Apreensão de mercadorias e veículos pela Receita Federal: prazos de defesa e possibilidade de liberação – Compras no Paraguai e Argentina

A apreensão de mercadorias e veículos na fronteira, especialmente em compras realizadas no Paraguai e Argentina, é uma situação comum. Muitas pessoas atravessam a aduana sem observar as exigências da Receita Federal e acabam enfrentando prejuízos significativos.

Esse procedimento ocorre quando os fiscais identificam suspeitas de irregularidades, como excesso de cota, falta de comprovação fiscal ou indícios de descaminho. Nesses casos, o importador precisa agir rapidamente para não perder seus bens de forma definitiva.


Prazo de defesa de 20 dias corridos

Após a apreensão, a Receita Federal inicia um processo administrativo e intima o interessado a apresentar defesa. O prazo é de 20 dias corridos, contados a partir da abertura oficial.

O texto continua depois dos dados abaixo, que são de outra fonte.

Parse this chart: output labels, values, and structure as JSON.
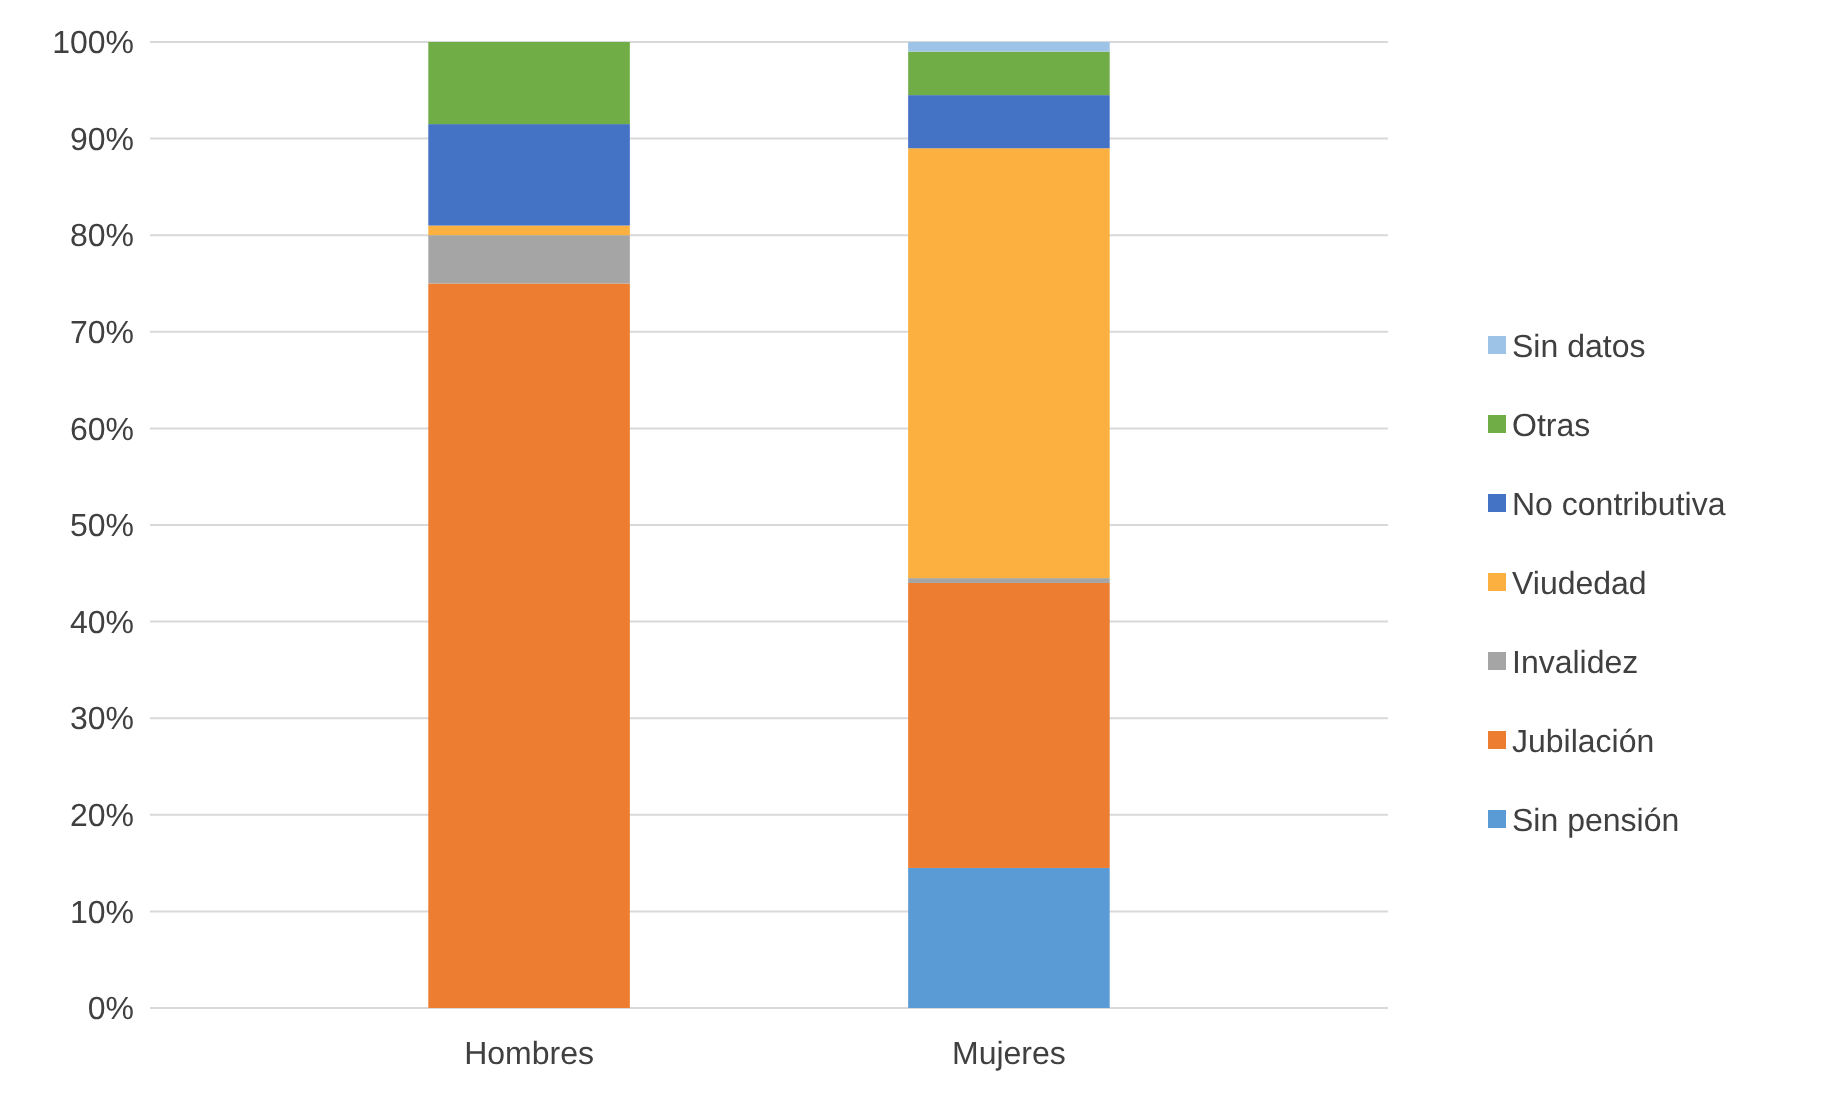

Durante esse período, o proprietário deve organizar documentos, reunir provas e elaborar argumentos para comprovar a legalidade dos produtos ou do veículo. Desse modo, ele aumenta suas chances de reverter a apreensão.


O que acontece se não apresentar defesa

Se o interessado não apresentar defesa dentro dos 20 dias, o processo continua sem a sua manifestação. Como consequência:

  • A mercadoria ou o veículo pode ser declarado perdido em favor da União;
  • O caso pode ser encaminhado ao Ministério Público Federal para investigação de crime de descaminho;
  • A Receita pode lançar tributos e multas adicionais, além de incluir o responsável em cadastros de devedores.

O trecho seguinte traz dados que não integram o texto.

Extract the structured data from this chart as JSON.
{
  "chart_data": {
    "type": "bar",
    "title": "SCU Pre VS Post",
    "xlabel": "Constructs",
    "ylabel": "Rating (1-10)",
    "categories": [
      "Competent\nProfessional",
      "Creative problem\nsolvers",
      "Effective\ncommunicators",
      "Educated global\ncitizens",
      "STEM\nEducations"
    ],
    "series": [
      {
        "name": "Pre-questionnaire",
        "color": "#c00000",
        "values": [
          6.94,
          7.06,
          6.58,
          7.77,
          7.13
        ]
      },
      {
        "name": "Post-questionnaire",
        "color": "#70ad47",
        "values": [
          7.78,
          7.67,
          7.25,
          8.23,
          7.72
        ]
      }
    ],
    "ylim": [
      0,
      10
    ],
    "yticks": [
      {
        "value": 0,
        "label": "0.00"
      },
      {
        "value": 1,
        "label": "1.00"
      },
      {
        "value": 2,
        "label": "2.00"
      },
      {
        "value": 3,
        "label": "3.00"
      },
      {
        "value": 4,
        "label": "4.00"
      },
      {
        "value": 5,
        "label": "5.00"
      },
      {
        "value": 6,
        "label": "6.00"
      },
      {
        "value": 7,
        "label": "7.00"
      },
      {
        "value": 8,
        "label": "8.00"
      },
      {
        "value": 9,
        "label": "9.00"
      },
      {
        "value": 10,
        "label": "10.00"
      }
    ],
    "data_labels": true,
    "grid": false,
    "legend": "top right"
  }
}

Portanto, quem deixa de se defender abre mão de direitos importantes e ainda corre o risco de responder criminalmente.


Receita Federal e o auto de infração

Embora o interessado tenha apenas 20 dias corridos para se manifestar, a Receita Federal não possui prazo legal específico para lavrar o auto de infração. No entanto, esse ato deve acontecer dentro de um prazo razoável.

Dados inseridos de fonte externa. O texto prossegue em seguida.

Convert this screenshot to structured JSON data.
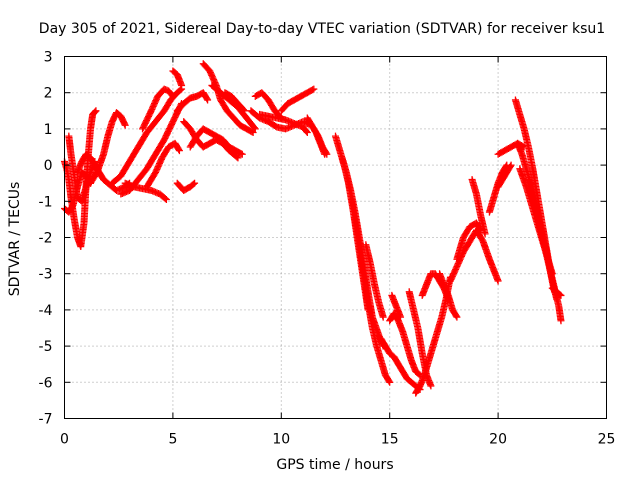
{
  "chart_data": {
    "type": "scatter",
    "title": "Day 305 of 2021, Sidereal Day-to-day VTEC variation (SDTVAR) for receiver ksu1",
    "xlabel": "GPS time / hours",
    "ylabel": "SDTVAR / TECUs",
    "xlim": [
      0,
      25
    ],
    "ylim": [
      -7,
      3
    ],
    "xticks": [
      "0",
      "5",
      "10",
      "15",
      "20",
      "25"
    ],
    "yticks": [
      "3",
      "2",
      "1",
      "0",
      "-1",
      "-2",
      "-3",
      "-4",
      "-5",
      "-6",
      "-7"
    ],
    "grid": true,
    "marker": "+",
    "color": "#ff0000",
    "series": [
      {
        "x": [
          0.0,
          0.1,
          0.2,
          0.3,
          0.45,
          0.6,
          0.75,
          0.9,
          1.0,
          1.1,
          1.2,
          1.3,
          1.45
        ],
        "y": [
          0.1,
          -0.1,
          -0.4,
          -0.9,
          -1.5,
          -2.0,
          -2.25,
          -1.6,
          -0.5,
          0.3,
          1.0,
          1.4,
          1.5
        ]
      },
      {
        "x": [
          0.0,
          0.2,
          0.4,
          0.6,
          0.8,
          1.0,
          1.2
        ],
        "y": [
          -1.2,
          -1.3,
          -1.1,
          -0.6,
          -0.2,
          -0.3,
          -0.5
        ]
      },
      {
        "x": [
          0.2,
          0.3,
          0.45,
          0.6,
          0.8,
          1.0,
          1.2,
          1.4
        ],
        "y": [
          0.8,
          0.3,
          -0.3,
          -0.9,
          -1.0,
          -0.6,
          -0.2,
          0.1
        ]
      },
      {
        "x": [
          0.6,
          0.8,
          1.0,
          1.2,
          1.4,
          1.6,
          1.8,
          2.0,
          2.2,
          2.4,
          2.6,
          2.8,
          3.0
        ],
        "y": [
          -0.2,
          0.1,
          0.3,
          0.2,
          0.0,
          -0.2,
          -0.4,
          -0.5,
          -0.6,
          -0.7,
          -0.65,
          -0.6,
          -0.5
        ]
      },
      {
        "x": [
          1.2,
          1.5,
          1.8,
          2.0,
          2.2,
          2.4,
          2.6,
          2.8
        ],
        "y": [
          -0.5,
          -0.2,
          0.3,
          0.8,
          1.2,
          1.45,
          1.35,
          1.1
        ]
      },
      {
        "x": [
          2.8,
          3.2,
          3.6,
          4.0,
          4.4,
          4.7
        ],
        "y": [
          -0.5,
          -0.6,
          -0.65,
          -0.7,
          -0.8,
          -0.95
        ]
      },
      {
        "x": [
          2.2,
          2.6,
          3.0,
          3.4,
          3.8,
          4.2,
          4.6,
          4.9,
          5.2,
          5.4
        ],
        "y": [
          -0.5,
          -0.3,
          0.1,
          0.5,
          0.9,
          1.2,
          1.5,
          1.8,
          2.0,
          2.1
        ]
      },
      {
        "x": [
          2.6,
          3.0,
          3.4,
          3.8,
          4.2,
          4.6,
          5.0,
          5.4
        ],
        "y": [
          -0.8,
          -0.7,
          -0.4,
          -0.1,
          0.3,
          0.7,
          1.2,
          1.7
        ]
      },
      {
        "x": [
          3.6,
          4.0,
          4.3,
          4.6,
          4.8,
          5.0
        ],
        "y": [
          1.0,
          1.5,
          1.9,
          2.1,
          2.05,
          1.9
        ]
      },
      {
        "x": [
          3.8,
          4.2,
          4.5,
          4.8,
          5.1,
          5.3
        ],
        "y": [
          -0.6,
          -0.2,
          0.2,
          0.5,
          0.6,
          0.4
        ]
      },
      {
        "x": [
          5.0,
          5.2,
          5.4
        ],
        "y": [
          2.6,
          2.5,
          2.2
        ]
      },
      {
        "x": [
          5.2,
          5.5,
          5.8,
          6.1,
          6.4,
          6.6
        ],
        "y": [
          1.5,
          1.7,
          1.85,
          1.9,
          2.0,
          1.8
        ]
      },
      {
        "x": [
          5.5,
          5.8,
          6.1,
          6.4,
          6.7,
          7.0,
          7.3,
          7.6,
          8.0
        ],
        "y": [
          1.2,
          1.0,
          0.7,
          0.5,
          0.6,
          0.7,
          0.6,
          0.4,
          0.2
        ]
      },
      {
        "x": [
          5.8,
          6.1,
          6.4,
          6.7,
          7.0,
          7.3,
          7.6,
          7.9,
          8.2
        ],
        "y": [
          0.5,
          0.8,
          1.0,
          0.9,
          0.8,
          0.7,
          0.5,
          0.4,
          0.3
        ]
      },
      {
        "x": [
          5.2,
          5.5,
          5.8,
          6.0
        ],
        "y": [
          -0.5,
          -0.7,
          -0.6,
          -0.5
        ]
      },
      {
        "x": [
          6.4,
          6.7,
          7.0,
          7.2,
          7.5,
          7.8,
          8.1,
          8.4,
          8.7
        ],
        "y": [
          2.8,
          2.6,
          2.2,
          1.8,
          1.5,
          1.3,
          1.1,
          1.0,
          0.9
        ]
      },
      {
        "x": [
          6.8,
          7.2,
          7.6,
          8.0,
          8.4,
          8.8
        ],
        "y": [
          2.2,
          2.0,
          1.8,
          1.6,
          1.3,
          1.0
        ]
      },
      {
        "x": [
          7.4,
          7.7,
          8.0,
          8.3
        ],
        "y": [
          2.0,
          1.9,
          1.7,
          1.5
        ]
      },
      {
        "x": [
          8.6,
          9.0,
          9.4,
          9.8,
          10.2,
          10.6,
          11.0,
          11.4
        ],
        "y": [
          1.5,
          1.3,
          1.2,
          1.05,
          1.0,
          1.1,
          1.2,
          1.1
        ]
      },
      {
        "x": [
          8.8,
          9.1,
          9.4,
          9.7,
          10.0
        ],
        "y": [
          1.9,
          2.0,
          1.8,
          1.5,
          1.3
        ]
      },
      {
        "x": [
          9.0,
          9.4,
          9.8,
          10.2,
          10.6,
          11.0,
          11.2
        ],
        "y": [
          1.4,
          1.35,
          1.3,
          1.25,
          1.15,
          1.05,
          0.9
        ]
      },
      {
        "x": [
          10.0,
          10.3,
          10.6,
          10.9,
          11.2,
          11.5
        ],
        "y": [
          1.5,
          1.7,
          1.8,
          1.9,
          2.0,
          2.1
        ]
      },
      {
        "x": [
          11.2,
          11.4,
          11.6,
          11.8,
          12.0
        ],
        "y": [
          1.3,
          1.1,
          0.9,
          0.6,
          0.3
        ]
      },
      {
        "x": [
          11.5,
          11.7,
          11.9,
          12.1
        ],
        "y": [
          1.0,
          0.8,
          0.5,
          0.3
        ]
      },
      {
        "x": [
          12.5,
          12.7,
          12.9,
          13.1,
          13.3,
          13.5,
          13.7,
          13.9,
          14.0
        ],
        "y": [
          0.8,
          0.4,
          0.0,
          -0.5,
          -1.2,
          -2.0,
          -2.8,
          -3.6,
          -4.0
        ]
      },
      {
        "x": [
          12.8,
          13.0,
          13.2,
          13.4,
          13.6,
          13.8,
          14.0,
          14.2,
          14.5,
          14.7
        ],
        "y": [
          0.2,
          -0.2,
          -0.7,
          -1.3,
          -2.0,
          -2.7,
          -3.5,
          -4.2,
          -4.7,
          -5.0
        ]
      },
      {
        "x": [
          13.4,
          13.6,
          13.8,
          14.0,
          14.2,
          14.4,
          14.6,
          14.8,
          15.0
        ],
        "y": [
          -1.5,
          -2.2,
          -3.0,
          -3.8,
          -4.5,
          -5.0,
          -5.4,
          -5.8,
          -6.0
        ]
      },
      {
        "x": [
          13.9,
          14.1,
          14.3,
          14.5,
          14.7
        ],
        "y": [
          -2.2,
          -2.7,
          -3.3,
          -3.8,
          -4.2
        ]
      },
      {
        "x": [
          14.6,
          14.8,
          15.0,
          15.2,
          15.4,
          15.6,
          15.8,
          16.0,
          16.2,
          16.4
        ],
        "y": [
          -4.8,
          -5.0,
          -5.2,
          -5.3,
          -5.5,
          -5.7,
          -5.9,
          -6.0,
          -6.1,
          -6.2
        ]
      },
      {
        "x": [
          15.0,
          15.2,
          15.4,
          15.6,
          15.8,
          16.0,
          16.2,
          16.4
        ],
        "y": [
          -4.3,
          -4.1,
          -4.3,
          -4.6,
          -5.0,
          -5.4,
          -5.7,
          -5.8
        ]
      },
      {
        "x": [
          15.1,
          15.3,
          15.5
        ],
        "y": [
          -3.6,
          -3.9,
          -4.2
        ]
      },
      {
        "x": [
          15.9,
          16.1,
          16.3,
          16.5,
          16.7,
          16.9
        ],
        "y": [
          -3.5,
          -4.0,
          -4.5,
          -5.2,
          -5.8,
          -6.1
        ]
      },
      {
        "x": [
          16.2,
          16.4,
          16.6,
          16.8,
          17.0,
          17.2,
          17.4,
          17.6,
          17.8
        ],
        "y": [
          -6.3,
          -6.1,
          -5.8,
          -5.4,
          -5.0,
          -4.6,
          -4.2,
          -3.7,
          -3.1
        ]
      },
      {
        "x": [
          16.5,
          16.7,
          16.9,
          17.1,
          17.3,
          17.5,
          17.7
        ],
        "y": [
          -3.6,
          -3.3,
          -3.0,
          -3.0,
          -3.2,
          -3.4,
          -3.7
        ]
      },
      {
        "x": [
          17.3,
          17.5,
          17.7,
          17.9,
          18.1
        ],
        "y": [
          -3.0,
          -3.3,
          -3.6,
          -4.0,
          -4.2
        ]
      },
      {
        "x": [
          17.8,
          18.1,
          18.4,
          18.7,
          19.0
        ],
        "y": [
          -3.2,
          -2.8,
          -2.4,
          -2.1,
          -1.8
        ]
      },
      {
        "x": [
          18.1,
          18.4,
          18.7,
          19.0,
          19.2
        ],
        "y": [
          -2.6,
          -2.0,
          -1.7,
          -1.6,
          -1.8
        ]
      },
      {
        "x": [
          18.8,
          19.0,
          19.2,
          19.4
        ],
        "y": [
          -0.4,
          -0.8,
          -1.4,
          -1.9
        ]
      },
      {
        "x": [
          19.0,
          19.3,
          19.6,
          19.8,
          20.0
        ],
        "y": [
          -1.8,
          -2.1,
          -2.6,
          -2.9,
          -3.2
        ]
      },
      {
        "x": [
          19.6,
          19.8,
          20.0,
          20.2,
          20.4
        ],
        "y": [
          -1.3,
          -0.9,
          -0.5,
          -0.2,
          0.0
        ]
      },
      {
        "x": [
          20.0,
          20.3,
          20.6,
          20.9,
          21.2
        ],
        "y": [
          0.3,
          0.4,
          0.5,
          0.6,
          0.5
        ]
      },
      {
        "x": [
          20.0,
          20.2,
          20.4,
          20.6
        ],
        "y": [
          -0.6,
          -0.4,
          -0.2,
          0.0
        ]
      },
      {
        "x": [
          20.8,
          21.0,
          21.2,
          21.4,
          21.6,
          21.8,
          22.0,
          22.2,
          22.4,
          22.6
        ],
        "y": [
          1.8,
          1.4,
          1.0,
          0.5,
          -0.1,
          -0.8,
          -1.5,
          -2.2,
          -2.9,
          -3.5
        ]
      },
      {
        "x": [
          20.9,
          21.1,
          21.3,
          21.5,
          21.7,
          21.9,
          22.1,
          22.3,
          22.5,
          22.7
        ],
        "y": [
          0.6,
          0.3,
          -0.1,
          -0.5,
          -1.0,
          -1.5,
          -2.0,
          -2.6,
          -3.2,
          -3.7
        ]
      },
      {
        "x": [
          21.4,
          21.6,
          21.8,
          22.0,
          22.2,
          22.4,
          22.6,
          22.8,
          22.9
        ],
        "y": [
          -0.4,
          -0.9,
          -1.4,
          -1.9,
          -2.4,
          -2.9,
          -3.4,
          -3.9,
          -4.3
        ]
      },
      {
        "x": [
          21.0,
          21.3,
          21.6,
          21.9,
          22.2,
          22.5
        ],
        "y": [
          -0.1,
          -0.6,
          -1.2,
          -1.8,
          -2.4,
          -3.0
        ]
      },
      {
        "x": [
          22.5,
          22.7,
          22.9
        ],
        "y": [
          -3.4,
          -3.5,
          -3.6
        ]
      }
    ]
  }
}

Se houver demora excessiva e sem justificativa, o importador pode ingressar com uma ação judicial. Nesse caso, a Justiça pode reconhecer a ilegalidade e determinar a liberação imediata dos bens.


Nulidade do procedimento e possibilidade de liberação

Além da demora, outras falhas da Receita também podem comprometer o processo. Quando ocorre ausência de intimação, erros formais ou desrespeito aos prazos, o procedimento pode ser anulado. Como resultado, a parte interessada tem a chance de recuperar as mercadorias ou o veículo.

Esse é um dos motivos pelos quais analisar cada detalhe do caso se torna fundamental.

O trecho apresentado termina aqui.